Thomas has already blown by any and all expectations that were set for him in the NBA. Last picks in the draft aren't usually expected to even make a team, let alone start. But Isaiah Thomas was able to do that and more. In his career-to-date he's proven that he's an exceedingly talented scorer, a good passer, and a capable defender. More so than probably any other player in the last two years, Thomas has single-handedly kept Sacramento in games that they shouldn't have been in. He's also been very consistent despite changing circumstances. Last year, Thomas had a bit of a rough start due to a new offense that Keith Smart tried to install that was soon scrapped. He ended up losing his starting role to Aaron Brooks for a while because of his troubles in that offense. That proved to be a mistake. Brooks was a better shooter than Thomas, but a much worse passer and defender. Thomas eventually re-joined the starting lineup while Brooks was waived midway through the season.
That brings us to this year, where Thomas again seemingly faces an uphill battle to retain his spot in the starting lineup. The Kings have brought in two new Point Guards in Vasquez and rookie Ray McCallum. Both Vasquez and Thomas will be playing for new contracts this season. McCallum had a nice summer league, but until he proves himself in the NBA, he'll be on the sideline, or more likely, in Reno.
Thomas and Vasquez bring different sets of skills to the table. Vasquez is a much better passer. Thomas is a much better scorer. Vasquez is much taller. Thomas is much quicker.
What will likely determine which of Thomas or Vasquez starts is defense. Michael Malone is a defensive minded coach and has been adamant about making the Kings better on that front (they were last in the league in opponent points per game and 29th in Defensive Rating last season). Thomas, as of now, is the better defender. Despite his short stature, Thomas is able to stay in front of his man thanks to his low center of gravity and quickness. He's also very strong for his size. According to MySynergySports, Thomas does very well in two specific areas of defense: Isolation and Post-up. In Isolation, he allowed just 0.7 points per possession and 33.3% shooting. His post-up numbers are even more impressive, given that he's a player that seemingly should be taken advantage of in the post. Yet he allows just 0.69 points per possession and 34.8% shooting on Post-Ups.
(Insert obligatory Javale McGee Post-Up Fail GIF here)
Vasquez on the other hand doesn't do particularly well in any defensive category. He's got good size, but he's very slow, particularly laterally. The advantage seems to tilt towards Thomas here.
Now, even if Vasquez does start, Isaiah can still be incredibly useful off the bench as a sparkplug scorer, much like his friend Nate Robinson and former mentor Bobby Jackson. Thomas will simply need a clearly defined role, something that was not the case for him (or much of the team) last year.

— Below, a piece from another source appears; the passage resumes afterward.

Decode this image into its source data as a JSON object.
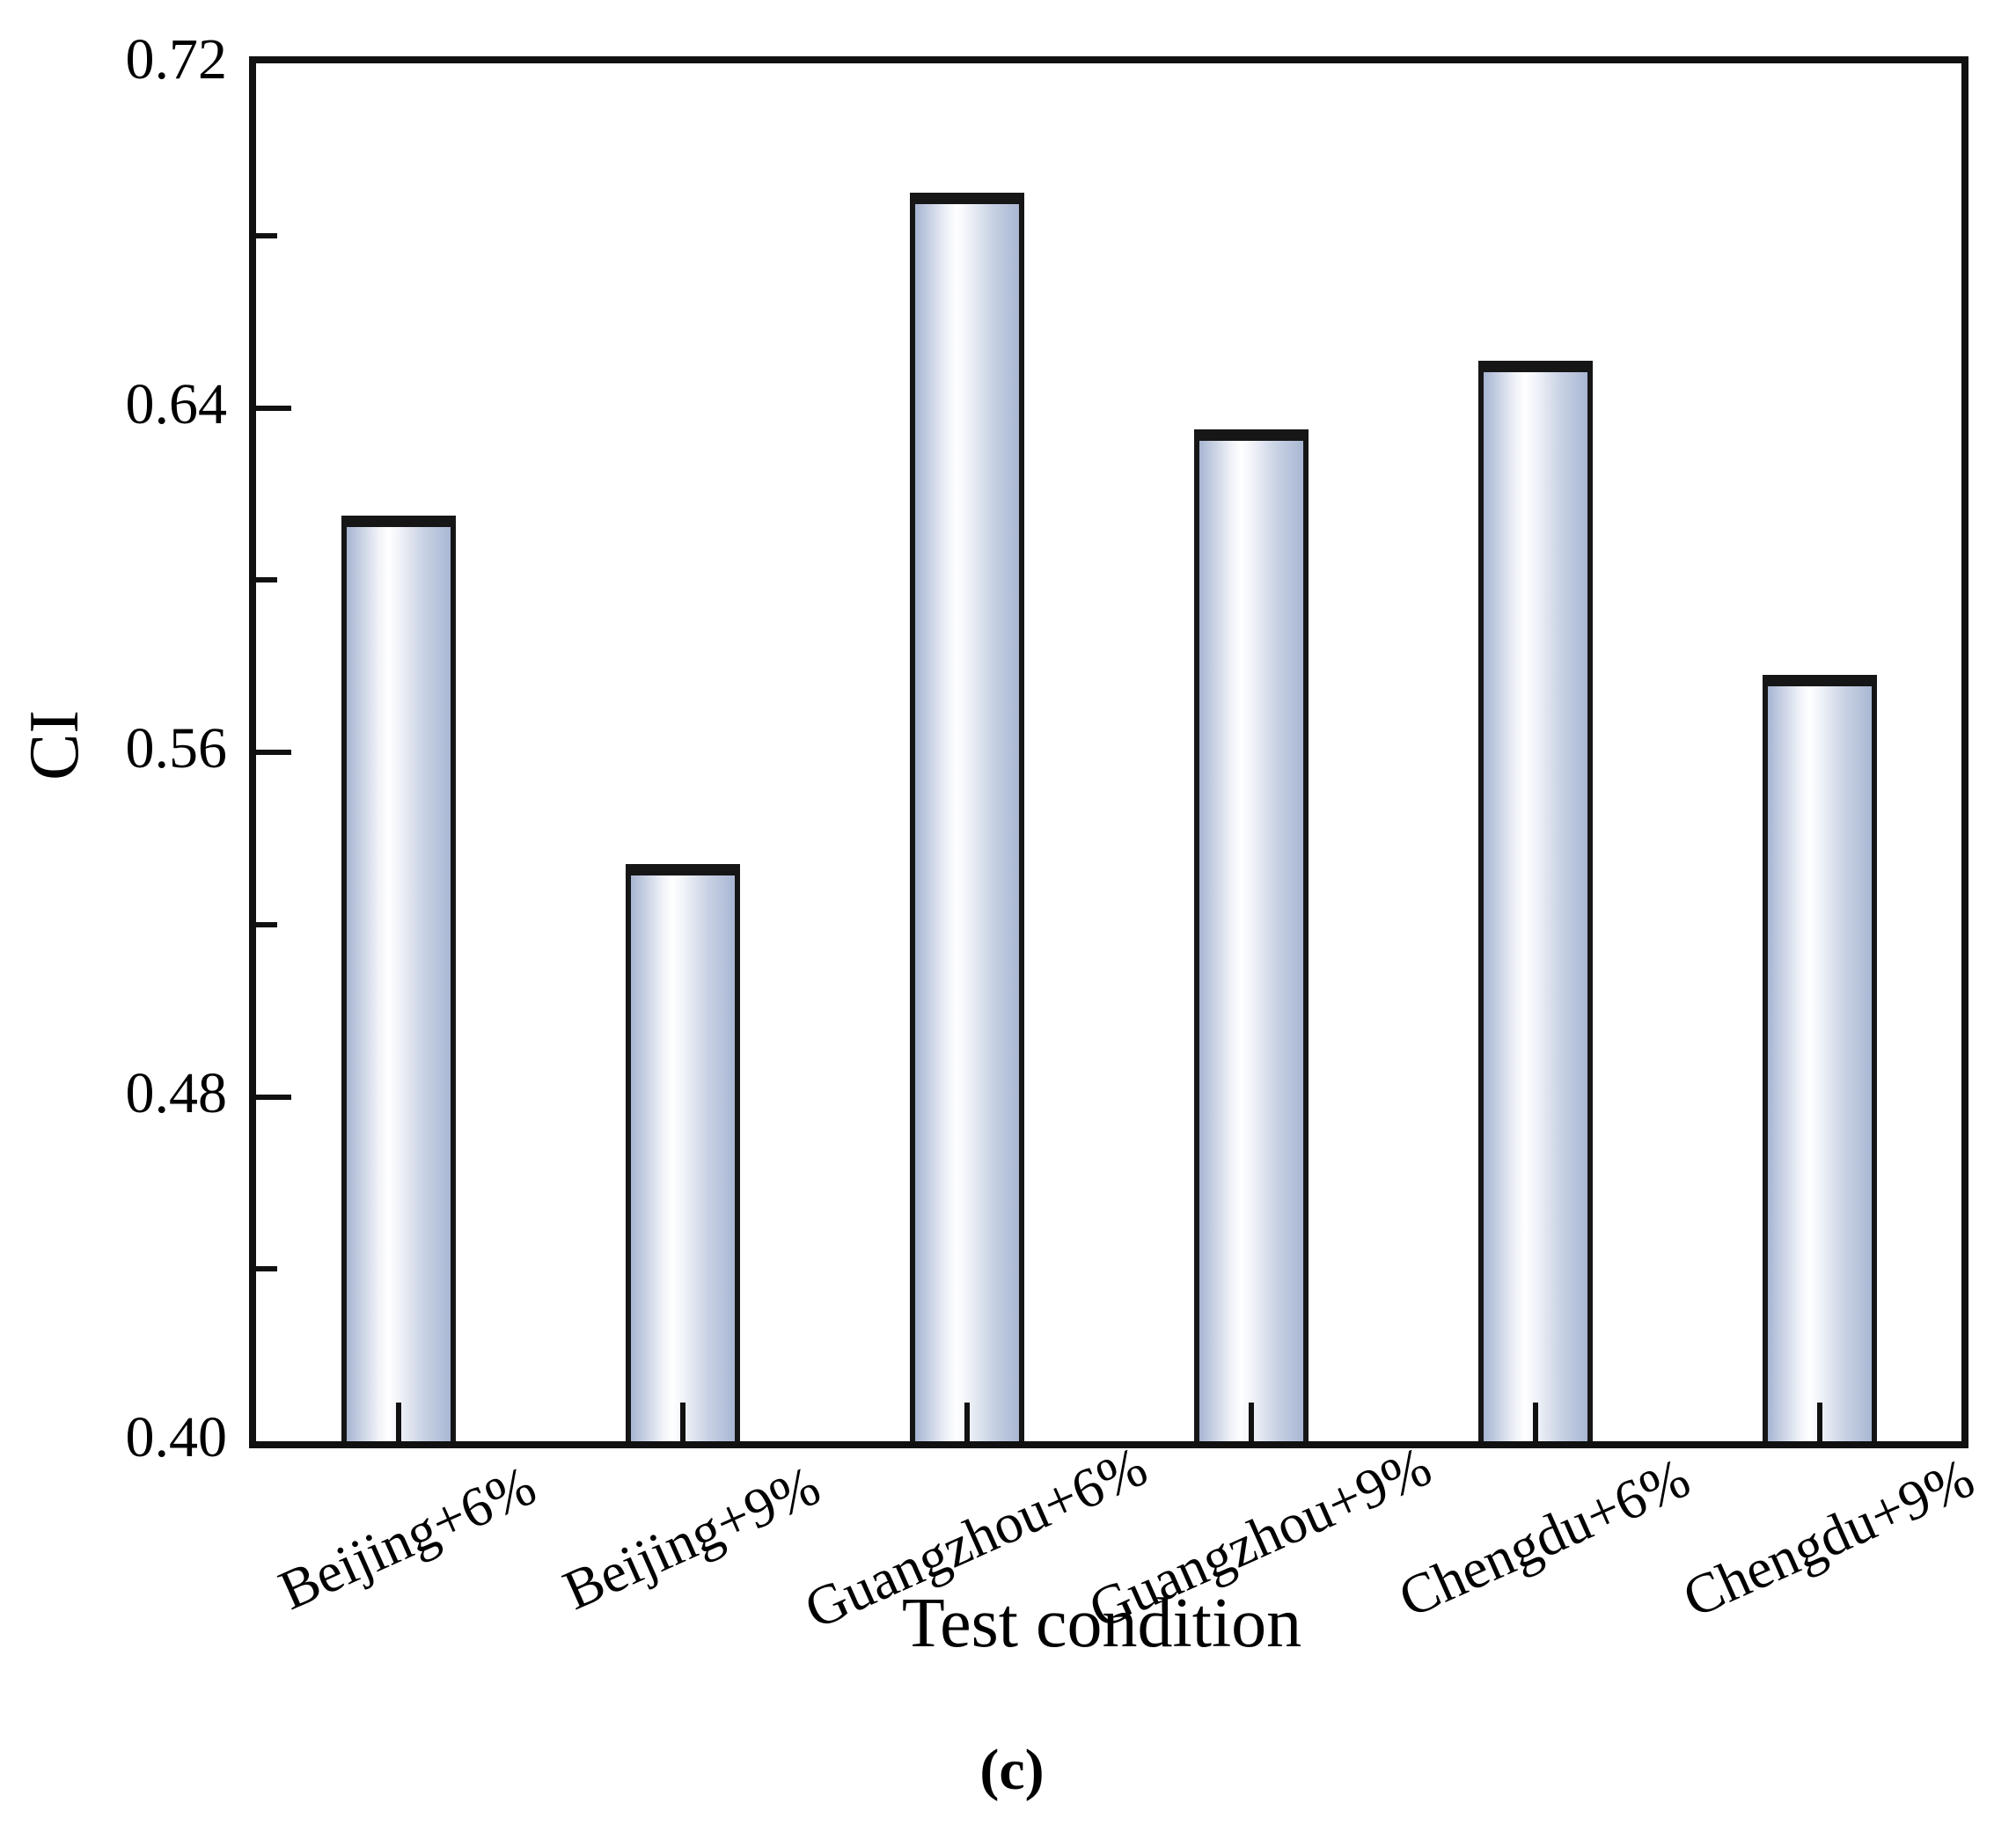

If Thomas does start, he'll need to improve his passing game. He doesn't need to be as good as Vasquez, but he should be better than where he is at now. With Evans gone from the team, Thomas will get more opportunities to run the team by himself, as well as play with more shooters.
I'm also of the belief that we will see significant stints this year where the Kings will run both Isaiah Thomas and Greivis Vasquez at the same time. Malone's former team in Golden State employed this dual Point Guard tactic to great effect with Steph Curry and Jarrett Jack. New GM Pete D'Alessandro also comes from a Denver team that featured two starting Point Guards in Andre Miller and Ty Lawson. I don't think Sacramento will go so far as to start both of them though, not with Ben McLemore and Marcus Thornton aboard.
I'm an unabashed Isaiah Thomas fan and in my two years of watching him, one thing I've learned is to not doubt his capabilities. I wouldn't count him out as a starter just yet.